Non solo i grandi che forse hanno immediatamente compreso la portata del fenomeno, ma specialmente i più piccoli che subito sono riusciti a entrare nella parte dei più avanti d’età.
Adesso con l’apertura delle scuole le conseguenze possono essere ancora più difficili a livello psicologico e sociale.
Devono ritrovare l’attenzione giusta in classe e fare i conti con un modo di relazionarsi completamente nuovo.
Per farlo hanno bisogno di noi genitori. Dobbiamo fargli sentire la nostra solidarietà e, quindi, non solo impartire ordini, dettati esclusivamente ed egoisticamente dalle nostre paure.
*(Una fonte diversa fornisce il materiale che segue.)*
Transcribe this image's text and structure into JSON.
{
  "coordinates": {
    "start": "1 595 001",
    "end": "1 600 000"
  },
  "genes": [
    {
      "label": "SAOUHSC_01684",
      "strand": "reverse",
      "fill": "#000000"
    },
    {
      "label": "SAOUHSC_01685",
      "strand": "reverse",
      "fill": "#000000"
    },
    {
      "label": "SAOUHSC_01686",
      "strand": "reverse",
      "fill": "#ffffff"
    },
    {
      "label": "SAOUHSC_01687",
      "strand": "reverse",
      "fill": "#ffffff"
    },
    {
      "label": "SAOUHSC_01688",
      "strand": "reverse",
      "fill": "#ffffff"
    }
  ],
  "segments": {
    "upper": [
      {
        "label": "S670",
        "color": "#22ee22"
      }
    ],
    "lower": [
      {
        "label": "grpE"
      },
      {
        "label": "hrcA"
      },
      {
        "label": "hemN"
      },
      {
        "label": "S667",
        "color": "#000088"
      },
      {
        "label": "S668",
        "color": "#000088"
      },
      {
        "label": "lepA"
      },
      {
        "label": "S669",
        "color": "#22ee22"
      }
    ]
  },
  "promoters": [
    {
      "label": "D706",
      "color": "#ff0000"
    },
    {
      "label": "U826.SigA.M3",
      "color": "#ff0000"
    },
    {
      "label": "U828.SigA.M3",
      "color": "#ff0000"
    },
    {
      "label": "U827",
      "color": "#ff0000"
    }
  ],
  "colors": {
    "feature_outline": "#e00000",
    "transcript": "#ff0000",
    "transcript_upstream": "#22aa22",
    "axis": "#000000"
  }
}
Ora inizia per noi e per i nostri ragazzi una nuova fase. Bisogna che sia chiaro che la normalità non è dietro l’angolo. Anzi. Passerà ancora tanto tempo per riconquistarla.
Quello che dobbiamo provare a trasferire ai nostri figli ora che riprendono la vita scolastica e anche la loro socializzazione è che serve resistenza e serietà nei comportamenti.
Perché non augurarci che un giorno i loro figli potranno studiare sui libri di storia lo spirito del 2000 e, quindi, quello dei loro padri!
Un modo di essere all’altezza di un’emergenza unica nel suo genere e nella storia recente.